A plethora of machine learning applications for healthcare are under development, including risk prediction tools (for patient hospital readmission among others); and automated analytics in medical imaging for diagnostic or prognostic assessment. DeepMind -Google’s A.I. division- are collaborating with the NHS to develop algorithms to help promote earlier detection of acute kidney disease, and in a separate project - eye disease. For now, generally the most promising applications of machine learning are emerging in narrow use cases, involving relatively structured datasets like images. When it comes to harnessing insight from more unstructured, heterogeneous datasets there is still some way to go. But arguably it’s the use of machine learning on precisely these vast datasets that could be most transformative. The outcomes being anything from identifying new disease biomarkers, better predicting disease risk, improving diagnostic accuracy, establishing prognosis, and personalising care and prevention.
Realising the huge potential of machine learning in healthcare depends on data and its availability, quantity, quality, format, and integration with other sources. This is because data is fundamental to developing and optimising the algorithms in the first place. For example in order to learn to detect spam emails, the algorithms underpinning spam filters need to have previously observed spam and authentic emails- to learn to discriminate between them. The same principles apply when it comes to predicting health outcomes. In order to function accurately the algorithms need to be developed on datasets representative of the populations they are intended to serve. Otherwise they may result in incorrect predictions (e.g. a wrong diagnosis) for individuals from population groups underrepresented in datasets used to develop the algorithms.
So in developing robust, accurate and powerful algorithms all considerations about data come under the spotlight: What data are needed and why? What format and standards should they be captured in? How to feasibly obtain them? Who will be using them to develop or apply the algorithms?
For now, generally the most promising applications of machine learning are emerging in narrow use cases, involving relatively structured datasets like images.
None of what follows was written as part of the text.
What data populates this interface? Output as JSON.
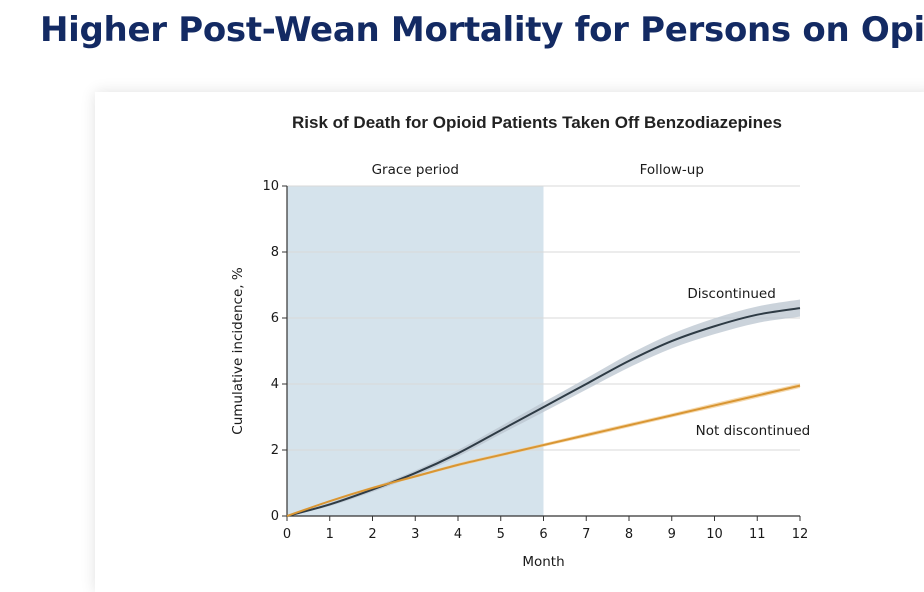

When it comes to harnessing insight from more unstructured, heterogeneous datasets there is still some way to go.
When it comes to collating data generated within the health system, one of the major practical challenges is the need for health systems to adopt digital record keeping so that data is available in a format amenable to machine learning. As things stand NHS Trusts are at different stages of digital maturity, with some Trusts probably requiring until 2023 to fully adopt digital record keeping. Beyond the health setting there is also a burgeoning volume of potentially relevant information being generated from mobile apps and self-monitoring devices but progress in aggregating and integrating these datasets is slow. Some of this is down to structural and technical challenges, but social and regulatory factors also play a role. In particular, public trust for sharing health data is likely to influence the pace of developments. Currently machine learning expertise and advanced computing resources to process data, typically reside in private corporations - arguably the same organisations with which the public have the greatest reservations about sharing their health data. However without cross discipline (healthcare and artificial intelligence) and cross sector (public and private) collaboration the full impact of machine learning on healthcare is unlikely to materialise.
From virtual nurses, drug discovery, remote patient monitoring- the diversity of machine learning applications under development is truly remarkable. But ultimately getting the most out of this technology will continue to require a great deal of bridging – of both datasets and of expertise.